Shadow (Zhang Yimou, 2018)
Added 2019-04-07 03:40:27 +0000 UTC
From what I recall, the reaction to Shadow was pretty muted coming out of Venice and Toronto last year, although the film did go on to scoop up the Golden Horse for Best Film. I suppose one could fault the film, and Zhang, for falling back on familiar stylistic tropes and tics, but I'd be hesitant to do so. For one thing, Shadow is so effortlessly entertaining from start to finish that it seems to me that finding strictly auteurist reasons to dismiss it as minor is a bit churlish, as if to say, "Sorry, Mr. Grandmaster, but unfortunately you've been this awesome before." And for another, I'd submit that this is, pound for pound, Zhang's most creatively successful film since Hero. (NB: I never caught his Blood Simple remake, or his recent blockbuster The Flowers of War.)
At first I was admittedly skeptical, because on its surface Shadow resembles Hero in pattern and design. Whereas the earlier film is organized according to rich, saturated individual colors, Shadow is practically the inverse, all monotone chiaroscuro. The film frequently looks like an inkwash drawing, or more precisely, a work of Chinese calligraphy, with the written symbols replaced by gracefully swooping bodies and weapons. It seemed as though this reversal of Hero's dominant motif was a bit too convenient, but in time it becomes clear that Zhang's motivation is thematic. This is a film about darkness, and choosing very strategic times to emerge, defiantly, into the light.

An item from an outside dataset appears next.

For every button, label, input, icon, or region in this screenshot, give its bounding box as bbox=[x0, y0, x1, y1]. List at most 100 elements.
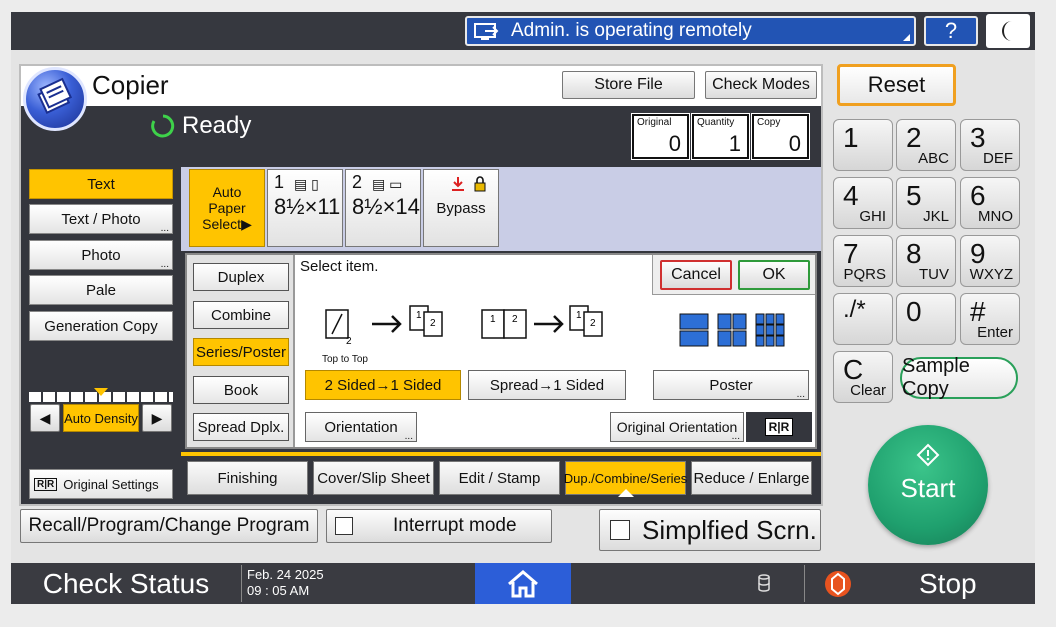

In the Kingdom of Pei, a great military commander (Deng Chao) has been gravely wounded. In order to continue to hold sway over political events, he employs Jing, his "shadow," a young man selected at birth to serve as his double and decoy (Deng). The commander and Jing are working in secret to go against the self-interested wishes of a weak king (Zheng Kai) to retake a major city lost in battle, also called Jing. Much of Shadow consists of the commander training the reluctant "shadow" in the art of battle, eventually discovering that his own wife (Sun Li) holds the secret to victory.
Shadow is, at its base, a fairly straightforward combination of castle-intrigue and large-scale battle sequences, and it works extremely well on that level alone. To try to identify deeper meanings may be unnecessary special pleading. Nevertheless, I found myself reading the film as a kind of allegory of contemporary Chinese political life, and in particular the perils of being a public figure in the PRC. One must show a particular official "face" to the world in order to avoid running afoul of the authorities, even as one maintains a distinct private self. This demand for bifurcation, naturally, produces crises of integrity as well as a possible loss of the distinction. The climactic showdown poses the problem this way: can the shadow exist without its original, or does the shadow eventually become the last man standing?